Trans Voice Literature Review Part 4
A cool crop of articles here. I set out to find pre-2020 articles, but recovered one 2023 article I missed in earlier searching. Additionally, an article was published just a few days ago, so I included it at the end, having already written most of this. We’re seeing a wide range of techniques being employed, with varying efficacy. While we have no breakout stars, Gallena et al. [16] is the first article I’ve seen that isolated F0, F1, F2, and F3 as test parameters, even if they were digitally altered.
-
Gallena, S. J. K., Stickels, B., & Stickels, E. (2018). Gender Perception After Raising Vowel Fundamental and Formant Frequencies: Considerations for Oral Resonance Research. Journal of Voice, 32(5), 592–601. https://doi.org/10.1016/j.jvoice.2017.06.023
TL;DR: F0 of recordings of one cis male speaker were digitally altered to 175Hz, and F1 through F3 were gradually incremented to match recordings of one cis female speaker, creating 111 samples (79 modified) to be rated by 27 listeners. Adjusting for a moderate increase of F1-F3 had the highest perception of femininity, and adjusting F1 alone to be highly increase also had a perception of femininity.
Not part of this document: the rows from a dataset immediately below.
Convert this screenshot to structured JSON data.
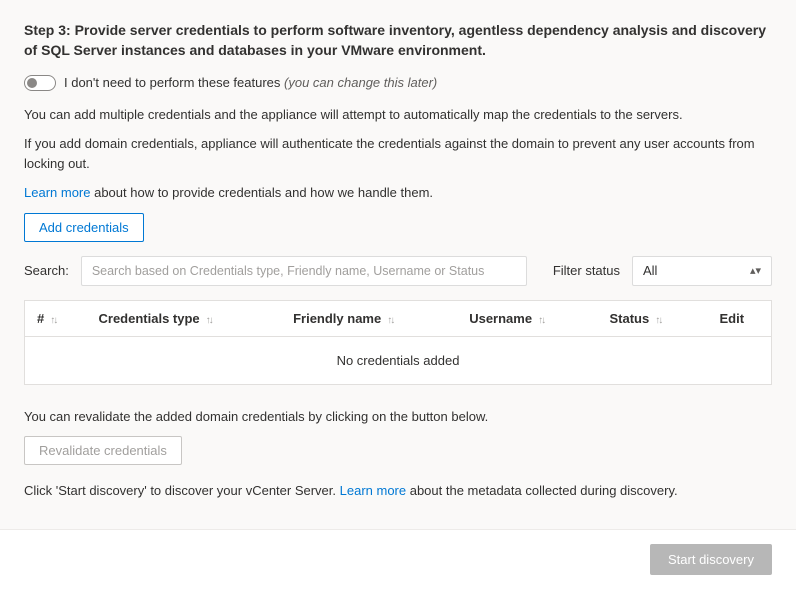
{
  "step": {
    "title": "Step 3: Provide server credentials to perform software inventory, agentless dependency analysis and discovery of SQL Server instances and databases in your VMware environment."
  },
  "toggle": {
    "label": "I don't need to perform these features",
    "hint": "(you can change this later)"
  },
  "intro": {
    "line1": "You can add multiple credentials and the appliance will attempt to automatically map the credentials to the servers.",
    "line2": "If you add domain credentials, appliance will authenticate the credentials against  the domain to prevent any user accounts from locking out.",
    "learn_more": "Learn more",
    "learn_more_rest": " about how to provide credentials and how we handle them."
  },
  "buttons": {
    "add_credentials": "Add credentials",
    "revalidate": "Revalidate credentials",
    "start_discovery": "Start discovery"
  },
  "search": {
    "label": "Search:",
    "placeholder": "Search based on Credentials type, Friendly name, Username or Status"
  },
  "filter": {
    "label": "Filter status",
    "selected": "All"
  },
  "table": {
    "headers": {
      "num": "#",
      "type": "Credentials type",
      "friendly": "Friendly name",
      "user": "Username",
      "status": "Status",
      "edit": "Edit"
    },
    "empty": "No credentials added"
  },
  "revalidate": {
    "note": "You can revalidate the added domain credentials by clicking on the button below."
  },
  "discovery": {
    "pre": "Click 'Start discovery' to discover your vCenter Server. ",
    "link": "Learn more",
    "post": " about the metadata collected during discovery."
  }
}
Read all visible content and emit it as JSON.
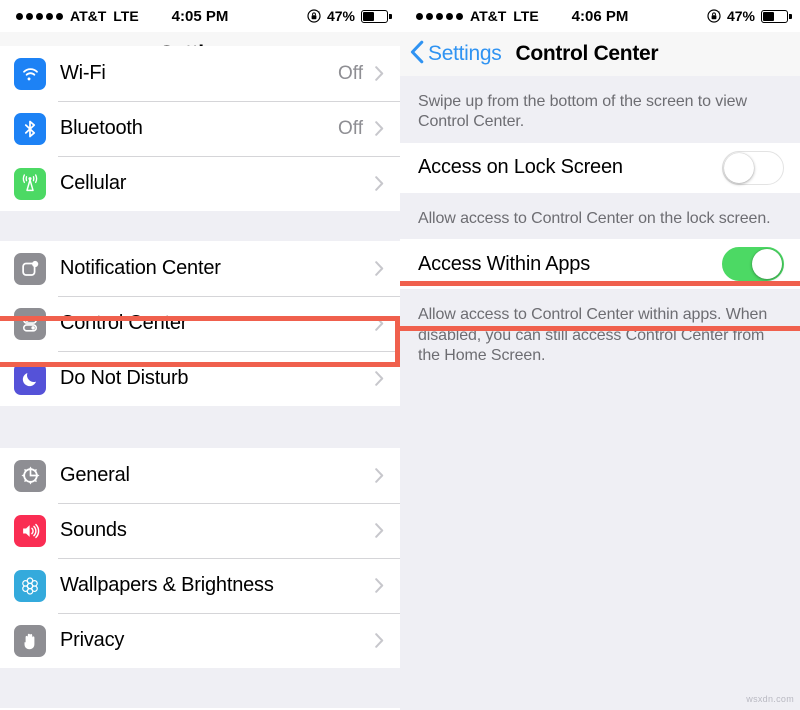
{
  "left": {
    "statusbar": {
      "signal_dots": 5,
      "carrier": "AT&T",
      "network": "LTE",
      "time": "4:05 PM",
      "battery_percent": "47%",
      "battery_level": 47,
      "lock_icon": "rotation-lock-icon"
    },
    "navbar": {
      "title": "Settings"
    },
    "groups": [
      {
        "rows": [
          {
            "icon": "wifi-icon",
            "icon_color": "#1d82f5",
            "label": "Wi-Fi",
            "value": "Off",
            "chevron": true,
            "clipped": true
          },
          {
            "icon": "bluetooth-icon",
            "icon_color": "#1d82f5",
            "label": "Bluetooth",
            "value": "Off",
            "chevron": true
          },
          {
            "icon": "cellular-icon",
            "icon_color": "#4cd964",
            "label": "Cellular",
            "value": "",
            "chevron": true
          }
        ]
      },
      {
        "rows": [
          {
            "icon": "notification-center-icon",
            "icon_color": "#8e8e93",
            "label": "Notification Center",
            "value": "",
            "chevron": true
          },
          {
            "icon": "control-center-icon",
            "icon_color": "#8e8e93",
            "label": "Control Center",
            "value": "",
            "chevron": true,
            "highlighted": true
          },
          {
            "icon": "do-not-disturb-icon",
            "icon_color": "#5552d8",
            "label": "Do Not Disturb",
            "value": "",
            "chevron": true
          }
        ]
      },
      {
        "rows": [
          {
            "icon": "gear-icon",
            "icon_color": "#8e8e93",
            "label": "General",
            "value": "",
            "chevron": true
          },
          {
            "icon": "sounds-icon",
            "icon_color": "#fa2d53",
            "label": "Sounds",
            "value": "",
            "chevron": true
          },
          {
            "icon": "wallpaper-icon",
            "icon_color": "#34aadc",
            "label": "Wallpapers & Brightness",
            "value": "",
            "chevron": true
          },
          {
            "icon": "privacy-icon",
            "icon_color": "#8e8e93",
            "label": "Privacy",
            "value": "",
            "chevron": true
          }
        ]
      }
    ]
  },
  "right": {
    "statusbar": {
      "signal_dots": 5,
      "carrier": "AT&T",
      "network": "LTE",
      "time": "4:06 PM",
      "battery_percent": "47%",
      "battery_level": 47,
      "lock_icon": "rotation-lock-icon"
    },
    "navbar": {
      "back_label": "Settings",
      "back_icon": "chevron-left-icon",
      "title": "Control Center"
    },
    "intro_footnote": "Swipe up from the bottom of the screen to view Control Center.",
    "settings": [
      {
        "label": "Access on Lock Screen",
        "toggle_state": "off",
        "toggle_color": "#ffffff",
        "highlighted": true,
        "footnote": "Allow access to Control Center on the lock screen."
      },
      {
        "label": "Access Within Apps",
        "toggle_state": "on",
        "toggle_color": "#4cd964",
        "highlighted": false,
        "footnote": "Allow access to Control Center within apps. When disabled, you can still access Control Center from the Home Screen."
      }
    ]
  },
  "annotation": {
    "highlight_color": "#f0604d"
  },
  "watermark": "wsxdn.com"
}
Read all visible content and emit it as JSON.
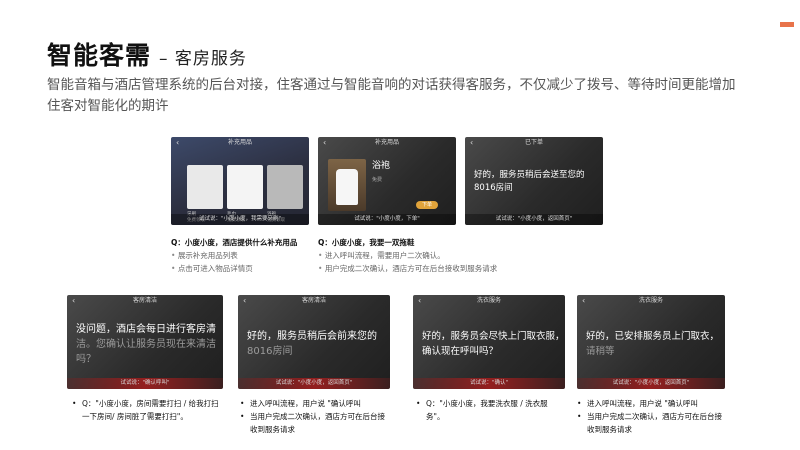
{
  "title": "智能客需",
  "subtitle": "– 客房服务",
  "intro": "智能音箱与酒店管理系统的后台对接，住客通过与智能音响的对话获得客服务，不仅减少了拨号、等待时间更能增加住客对智能化的期许",
  "top_row": [
    {
      "header": "补充用品",
      "products": [
        {
          "name": "牙刷",
          "note": "免费领取"
        },
        {
          "name": "毛巾",
          "note": "免费领取"
        },
        {
          "name": "浴袍",
          "note": "免费领取"
        }
      ],
      "footer": "试试说：\"小度小度，我需要牙刷\"",
      "question": "Q：小度小度，酒店提供什么补充用品",
      "bullets": [
        "展示补充用品列表",
        "点击可进入物品详情页"
      ]
    },
    {
      "header": "补充用品",
      "item_name": "浴袍",
      "item_note": "免费",
      "button": "下单",
      "footer": "试试说：\"小度小度，下单\"",
      "question": "Q：小度小度，我要一双拖鞋",
      "bullets": [
        "进入呼叫流程，需要用户二次确认。",
        "用户完成二次确认，酒店方可在后台接收到服务请求"
      ]
    },
    {
      "header": "已下单",
      "message": "好的，服务员稍后会送至您的",
      "room": "8016房间",
      "footer": "试试说：\"小度小度，返回首页\""
    }
  ],
  "bottom_row": [
    {
      "header": "客房清洁",
      "line1": "没问题，酒店会每日进行客房清",
      "line2": "洁。您确认让服务员现在来清洁",
      "line3": "吗？",
      "footer": "试试说：\"确认呼叫\"",
      "bullets": [
        "Q：\"小度小度，房间需要打扫 / 给我打扫一下房间/ 房间脏了需要打扫\"。"
      ]
    },
    {
      "header": "客房清洁",
      "line1": "好的，服务员稍后会前来您的",
      "line2": "8016房间",
      "footer": "试试说：\"小度小度，返回首页\"",
      "bullets": [
        "进入呼叫流程，用户说 \"确认呼叫",
        "当用户完成二次确认，酒店方可在后台接收到服务请求"
      ]
    },
    {
      "header": "洗衣服务",
      "line1": "好的，服务员会尽快上门取衣服，",
      "line2": "确认现在呼叫吗？",
      "footer": "试试说：\"确认\"",
      "bullets": [
        "Q：\"小度小度，我要洗衣服 / 洗衣服务\"。"
      ]
    },
    {
      "header": "洗衣服务",
      "line1": "好的，已安排服务员上门取衣，",
      "line2": "请稍等",
      "footer": "试试说：\"小度小度，返回首页\"",
      "bullets": [
        "进入呼叫流程，用户说 \"确认呼叫",
        "当用户完成二次确认，酒店方可在后台接收到服务请求"
      ]
    }
  ]
}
Background: Prior research showed that the lowest F0 perceptually rated as feminine is 156Hz to 165Hz, yet when trans women increase their F0 to the gender ambiguous zone they are perceptually rated as masculine, implying that FF1-3 are the missing cues.
Results: For /ɑ/, F1-F3 together needed to be raised to 20% to give 70% feminine rating, but F1, F2, or F3 alone needed to be raised 80% to give the same rating. For /æ/, F1-F3 together needed to be raised 60%, or F1 alone to 80% (F2, F3 no affect alone). For /i/, no sample was rated as not masculine. For /u/, almost all samples were rated as masculine.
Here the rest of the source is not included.